The histories of gasoline and ethanol (“drinking alcohol”) go back for more than a century. Ethanol fueled Henry Ford’s Model T in 1908. It was first blended with gasoline in the 1920s and 1930s, a practice that was revived in the 1970s and continues to this day.
In the United States, the conflict over gasoline-ethanol mostly concerns corn crops, public subsidies and government mandates. Here in the Cayman Islands, it’s a bit different.
As our readers saw on the front page of Monday’s Compass, the local controversy doesn’t involve what’s sold at the pump for the purpose of combustion, but what’s sold inside convenience stores for the purpose of intoxication.
Put another way, should Cayman’s gas stations be allowed to obtain liquor licenses and sell beer, wine and spirits?
“But don’t they already?” some readers might respond.
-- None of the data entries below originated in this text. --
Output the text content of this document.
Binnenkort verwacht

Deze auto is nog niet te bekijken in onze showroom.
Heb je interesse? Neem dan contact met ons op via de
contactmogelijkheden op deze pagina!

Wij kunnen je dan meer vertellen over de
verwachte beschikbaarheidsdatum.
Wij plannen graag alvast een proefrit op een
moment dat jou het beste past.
True, one gas station in George Town and two in Bodden Town are currently allowed to sell intoxicating beverages, but that’s under the terms of licenses that were “grandfathered in” decades ago.
Objecting to a new liquor license application by developer Gary Rutty, who is building a Rubis station on Shamrock Road, license holders Robert Hamaty, Prentice Panton and David Khouri wrote that, “It has been government’s policy since 2002 not to grant liquor licenses to gas stations,” pointing to an order from Cabinet to the Liquor Licensing Board to that effect.
The objectors continue, “If this new license is granted, how will the Liquor Licensing Board justify refusing applications from the 22 other stations on [Grand Cayman]?”
That’s a valid question for the board to consider — but, seen through the eyes of the consumer, it’s not the most important one.
From the general population’s perspective, we would ask, “Why does Grand Cayman have an appointed Liquor Licensing Board in the first place?” (And the related, “Why do the Sister Islands have their own liquor board?”)
Speaking frankly, we don’t know what the board should or shouldn’t do with Mr. Rutty’s application, in the context of the objection, the Cabinet order, “grandfathered-in” licenses, the appearance of setting precedent, or potential ramifications to the house of cards the liquor industry has erected under the board’s supervision.
In fact, the way we see it, each of those points constitutes an argument against the structure of the current regulatory apparatus, and perhaps the existence of the board itself.
In these changing (and already changed) times, it’s not simply that the appointed board is an anachronism; it’s that the pretense of regulating alcohol as a “controlled substance” on an island packed to the brim with bars, clubs, restaurants, hotels, stores, ships and sundry other dispensaries is an obvious fiction. Allowing one — or 100 — gas stations to sell alcohol isn’t going to encourage a single person to start drinking, or to start drinking more.
(And don’t get us started on the liquor board’s other directive, “music and dancing licenses.”)
We don’t understand the necessity of injecting an appointed board in the middle of what should be an administrative, tick-the-box exercise between the license applicant and, say, the Department of Commerce and Investment.
Philosophically, we aren’t in favor of having more or fewer retailers. We do support free enterprise and capitalism.